Dirty Words: Multiculturalism and Religion

In western Europe, ‘multicultural’ has become a dirty word.

In Britain, the aversion to multiculturalism (and Muslims in particular) began in 1989, with the furore over Salman Rushdie’s The Satanic Verses, says Tariq Modood.

‘A passionate religious identity was too multicultural for many.’

Then came September 11 2001, and the London subway bombings in 2005.

Tariq Modood diagnoses ‘a movement from multiculturalism of hope to a multiculturalism of fear’.

Tariq Modood diagnoses ‘a movement from multiculturalism of hope to a multiculturalism of fear’.

In France, national (and international) debate was sparked by a school principal’s refusal to admit three students unless they would agree to not wear their headscarves on school premises.

In the Netherlands, filmmaker Theo Van Gogh was the victim of a religiously motivated murder in protest against his film, Submission, which projected verses of the Qur’an onto the bodies of naked women (written by outspoken former Muslim Ayaan Hirsi Ali).

Religion has become a dirty word, too, with the explosion of what moral philosopher Raimond Gaita calls ‘the new atheism’, led by Richard Dawkins and the late Christopher Hitchens.

Multiculturalism of fear

Yet while antipathy towards both multiculturalism and religion (particularly Islam) runs high in the UK, multicultural government policies paradoxically grew in the decade since September 11.

Religious discrimination and incitement to religious hatred were only outlawed in the past five years. During that period, the number of faith schools expanded and religious communities were invited into partnership with Muslims ‘on a number of fronts’, according to Tariq Modood.

Why this generosity? Modood attributes it to ‘a movement from multiculturalism of hope to a multiculturalism of fear’. Britain’s policies were motivated not by high ideals, but by a fear of what might happen if Muslim communities were not accommodated.

While a step in the right direction, such actions are not enough.

‘We need to find hope again,’ he says.

Organised religion as public good

Modood finds some hope in the way that the UK has developed a partnership of sorts with religion; keeping its political institutions autonomous from religious authority without shutting religious groups – and communities – out.

‘Organised religion is treated as a potential public good or national resource (not just a private benefit).’ Faith organisations are invited to give input to legislation on moral and welfare issues, to be social partners in the delivery of education, health and care services, and are recognised as valuable in building social capital.

Increasingly, these kinds of partnerships and conversations are being had with a variety of faiths and religious groups.

Respecting all religions

Many religious people value not only their own religion, but those of others, says Modood. He believes this shows another positive way forward for an inclusive, multicultural western Europe.

‘A recent Gallup World Poll found that Muslims in Paris and London sought respect for Islam and its symbols but wanted to extend the same respect to religion in general.’

‘Agnostics can equally value the good that religion does in the world – just as non-scientists can respect science and feel that society would be poorer without it.’

Politics of respect

Muslim populations within Europe are growing, says Modood – and this means that communities need to find a way to peacefully co-exist.

Most of the largest cities of north-west Europe are 20-35% non-white (not of European descent). It is predicted that this will stabilise, reaching or exceeding 50% in some cities in the next few decades – or sooner. The majority of the non-whites in Europe are Muslims; an estimated 12 to 17 million Muslims live in western Europe now.

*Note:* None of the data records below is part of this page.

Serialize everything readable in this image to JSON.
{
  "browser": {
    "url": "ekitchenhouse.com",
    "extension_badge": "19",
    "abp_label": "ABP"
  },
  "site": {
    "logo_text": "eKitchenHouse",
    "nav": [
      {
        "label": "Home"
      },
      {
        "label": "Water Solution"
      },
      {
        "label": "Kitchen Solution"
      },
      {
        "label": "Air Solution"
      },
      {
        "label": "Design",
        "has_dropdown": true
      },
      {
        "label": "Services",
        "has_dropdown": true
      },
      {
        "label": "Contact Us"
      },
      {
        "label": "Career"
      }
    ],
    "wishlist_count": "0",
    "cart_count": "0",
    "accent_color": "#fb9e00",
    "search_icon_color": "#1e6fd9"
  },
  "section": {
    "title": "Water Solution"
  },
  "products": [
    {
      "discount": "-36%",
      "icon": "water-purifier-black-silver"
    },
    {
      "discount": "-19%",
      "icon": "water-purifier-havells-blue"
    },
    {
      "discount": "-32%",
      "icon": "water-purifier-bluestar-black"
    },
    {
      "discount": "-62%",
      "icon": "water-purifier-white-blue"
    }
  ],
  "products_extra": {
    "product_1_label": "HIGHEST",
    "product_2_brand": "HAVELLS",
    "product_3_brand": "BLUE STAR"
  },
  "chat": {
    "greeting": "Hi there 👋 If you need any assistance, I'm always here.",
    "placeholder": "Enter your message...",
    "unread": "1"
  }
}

In this context, questions about integration, equality, racism and Islam, and their relation to terrorism, security and foreign policy, have become central to European politics.

‘The challenge of creating equality between historically privileged and disadvantaged groups within a citizenry is unlikely to be achieved by acting as if group identities no longer exist,’ says Modood.

‘The best approach is a politics of respect which turns these negative identities into positively valued ones and to remake the sense of common citizenship and nationality to include them.’

This means that both multicultural policies and accommodation of religion – and religious communities – are more essential than ever for Europe’s future.